La Désintégration de Philippe Faucon (2012)

Son sacre aux César pour le formidable Fatima, en 2016, était le couronnement logique d'une filmographie exemplaire, qui ausculte la société avec une précision déroutante. Quatre ans avant, pour La désintégration, Philippe Faucon avait investi une cité de l'agglomération lilloise pour nous amener à la rencontre d'Ali, Nasser et Hamza, trois jeunes hommes à l'avenir incertain, perdus et socialement désorientés. Quand un aîné ultra religieux exploite leurs failles et leurs désillusions, ils mutent bientôt au rythme des manipulations, s'enfonçant vers les ténèbres. Mise en scène épurée jusqu'à sa moelle, sens formidable de l'ellipse, direction parfaite des acteurs : le cinéaste signe là une œuvre choc.   

Les Chevaux de Dieu de Nabil Ayouch (2013)

Creuser là où ça fait mal. Toujours. C'est son dada. Un peu moins de deux ans avant d'avoir créé la sensation avec Much Loved, saisissant portrait d'un quatuor de prostituées de Marrakech (qui a valu à son actrice, Loubna Abidar, des agressions et des menaces de mort), Nabil Ayouch a dépeint avec force et âpreté l'enrôlement de jeunes marocains dans Les chevaux de Dieu. Ici, les cibles, criblées de troubles familiaux et en proie à une désillusion précoce, sont recrutées dès leur plus jeune âge. Elles n'en sont que plus malléables. Le réalisateur y rappelle, dans une approche documentaire et terriblement lucide, combien les sociétés malades dans leurs fondations sont un engrais pour les extrémismes.     

Made in France de Nicolas Boukhrief (2016)

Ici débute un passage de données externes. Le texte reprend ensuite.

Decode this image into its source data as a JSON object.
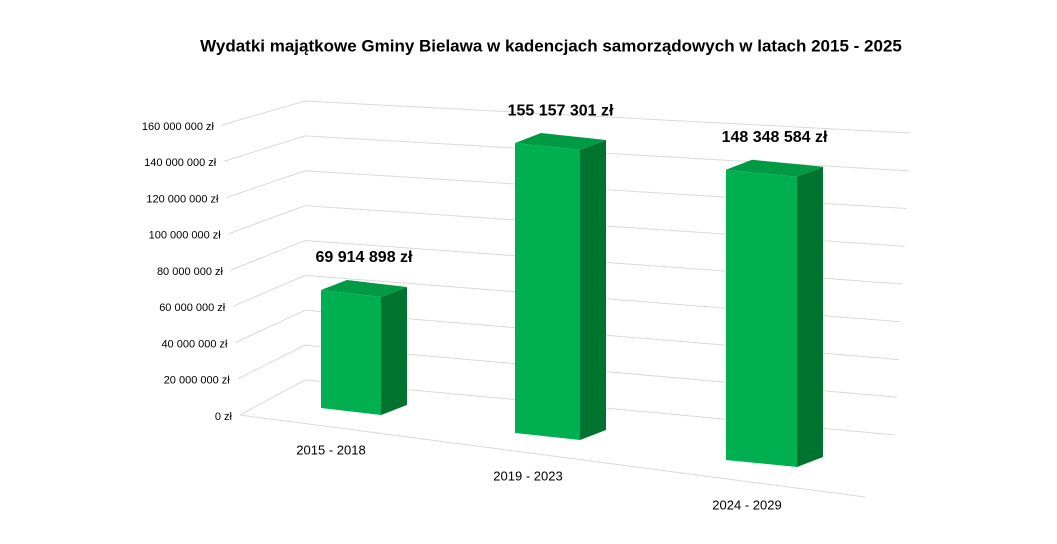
{
  "chart_data": {
    "type": "bar3d",
    "title": "Wydatki majątkowe Gminy Bielawa w kadencjach samorządowych w latach 2015 - 2025",
    "categories": [
      "2015 - 2018",
      "2019 - 2023",
      "2024 - 2029"
    ],
    "values": [
      69914898,
      155157301,
      148348584
    ],
    "value_labels": [
      "69 914 898 zł",
      "155 157 301 zł",
      "148 348 584 zł"
    ],
    "color": "#00b050",
    "ylim": [
      0,
      160000000
    ],
    "yticks": [
      {
        "value": 0,
        "label": "0 zł"
      },
      {
        "value": 20000000,
        "label": "20 000 000 zł"
      },
      {
        "value": 40000000,
        "label": "40 000 000 zł"
      },
      {
        "value": 60000000,
        "label": "60 000 000 zł"
      },
      {
        "value": 80000000,
        "label": "80 000 000 zł"
      },
      {
        "value": 100000000,
        "label": "100 000 000 zł"
      },
      {
        "value": 120000000,
        "label": "120 000 000 zł"
      },
      {
        "value": 140000000,
        "label": "140 000 000 zł"
      },
      {
        "value": 160000000,
        "label": "160 000 000 zł"
      }
    ],
    "grid": true
  }
}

C'est l'un des films les plus horriblement prémonitoires de l'Histoire. Sa sortie, prévue le 18 novembre 2015, a été repoussée en raison des attentats du Bataclan, des terrasses parisiennes et du Stade de France. Son affiche, avec une kalachnikov à la place de la Tour Eiffel, avait aussi été retirée. Et pour cause, Made in France de Nicolas Boukhrief centre son intrigue sur un journaliste qui infiltre des mosquées clandestines de la banlieue parisienne et gagne la confiance d'un groupe de jeunes djihadistes sur le point de commettre des horreurs dans Paris. Aussi dérangeant dans le fond qu'efficace dans la forme, le résultat nous redit l'insupportable simplicité avec laquelle l'embrigadement peut s'opérer.  

Le Ciel Attendra de Marie-Castille Mention-Schaar (2016) 

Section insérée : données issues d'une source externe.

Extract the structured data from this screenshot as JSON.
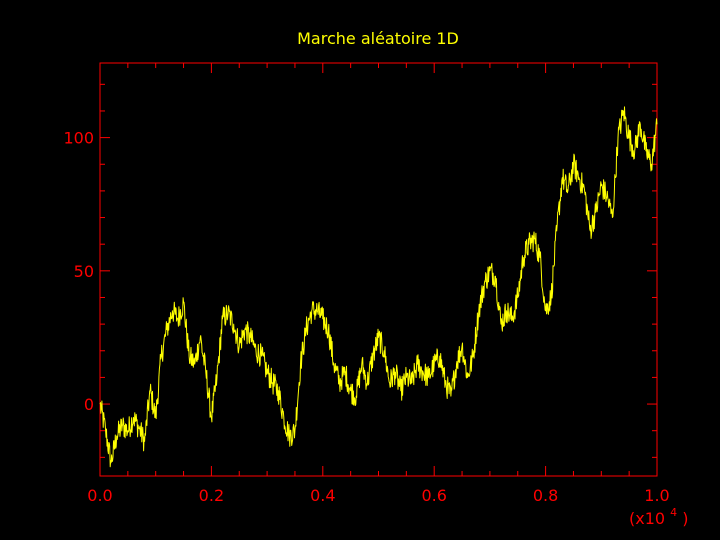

Le tournage du Ciel Attendra de Marie-Castille Mention-Schaar a débuté dans la douleur le 19 novembre 2015, trois jours seulement après les attaques qui ont endeuillés Paris, la France et le monde. Ironie du sort, le quatrième long métrage de la cinéaste dépeint le processus d'enrôlement de deux jeunes filles par des islamistes. D'un côté, Mélanie, une ado violoncelliste ciblée par un recruteur sur Facebook. De l'autre, Sonia, une victime en voie de déradicalisation. Deux parcours qui se croisent, comme un miroir inversé où les reflets des actrices Noémie Merlant et Naomi Amarger crèvent l'écran. Il y a ici de la justesse dans le ton, les dialogues et le jeu ; une précision qui coupe la route à tout excès de didactisme.

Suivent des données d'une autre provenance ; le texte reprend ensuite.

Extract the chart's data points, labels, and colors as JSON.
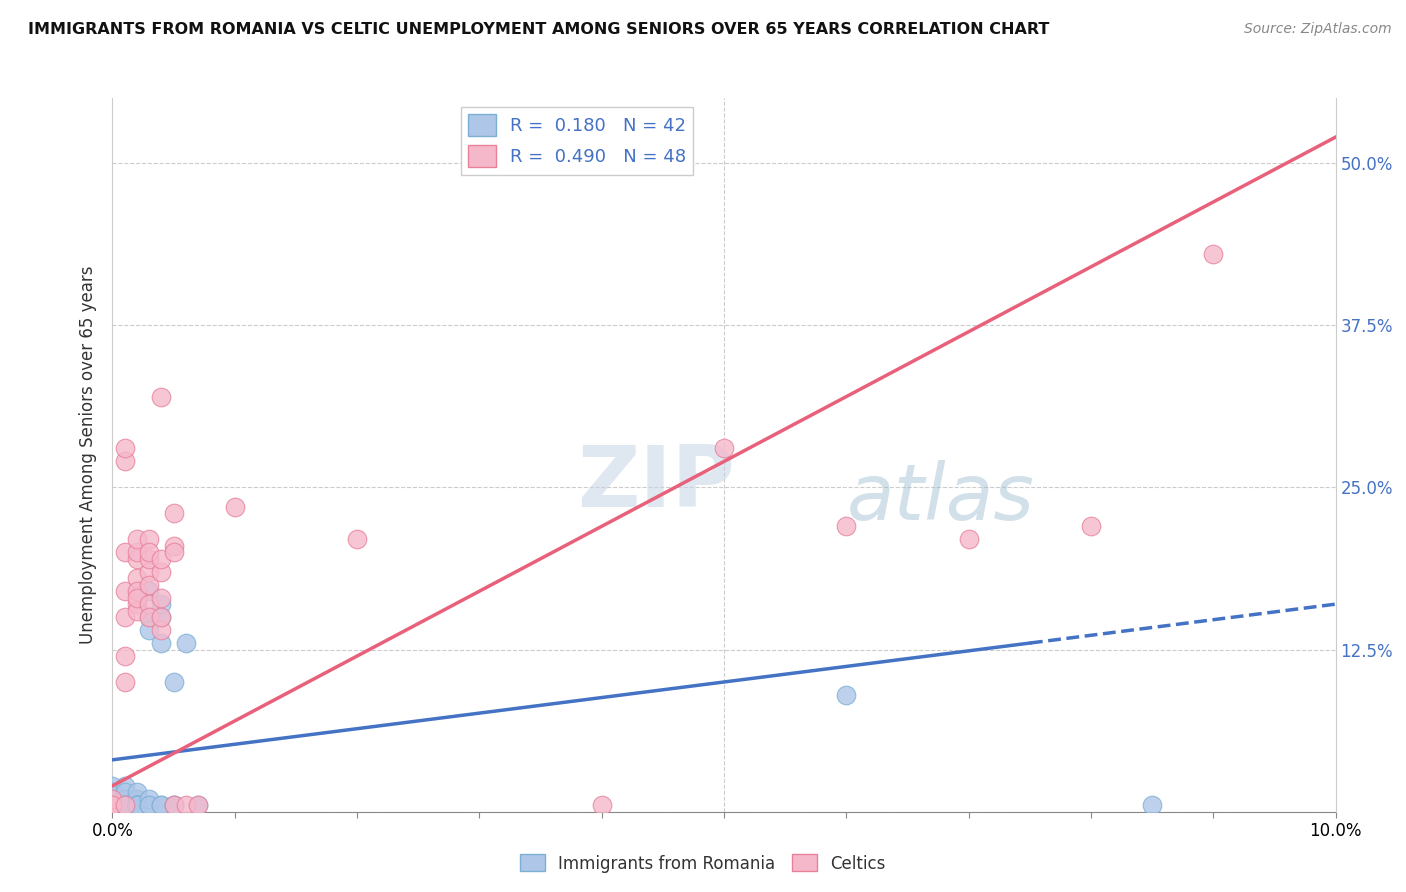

L'Adieu à la Nuit d'André Téchiné (2019)

L'intégrisme ne naît pas exclusivement dans les grandes villes et leurs environs. Avec L'Adieu à la nNuit, André Téchiné installe son histoire dans un centre équestre en pleine campagne. Une ruralité qui appuie encore plus fortement les changements de comportement du jeune protagoniste (Kacey Mottet Klein), Alex, qui vient passer quelques jours chez sa grand-mère (Catherine Deneuve) avant d'aller faire ses études au Canada. Le cinéaste français veut montrer ici que le passage du côté obscur n'est pas toujours une affaire de religion ou de politique, mais qu'il nait d'une volonté de donner un sens à une vie qui n'en a aucun. En cela, son approche diffère des autres longs-métrages généralement consacrés au sujet.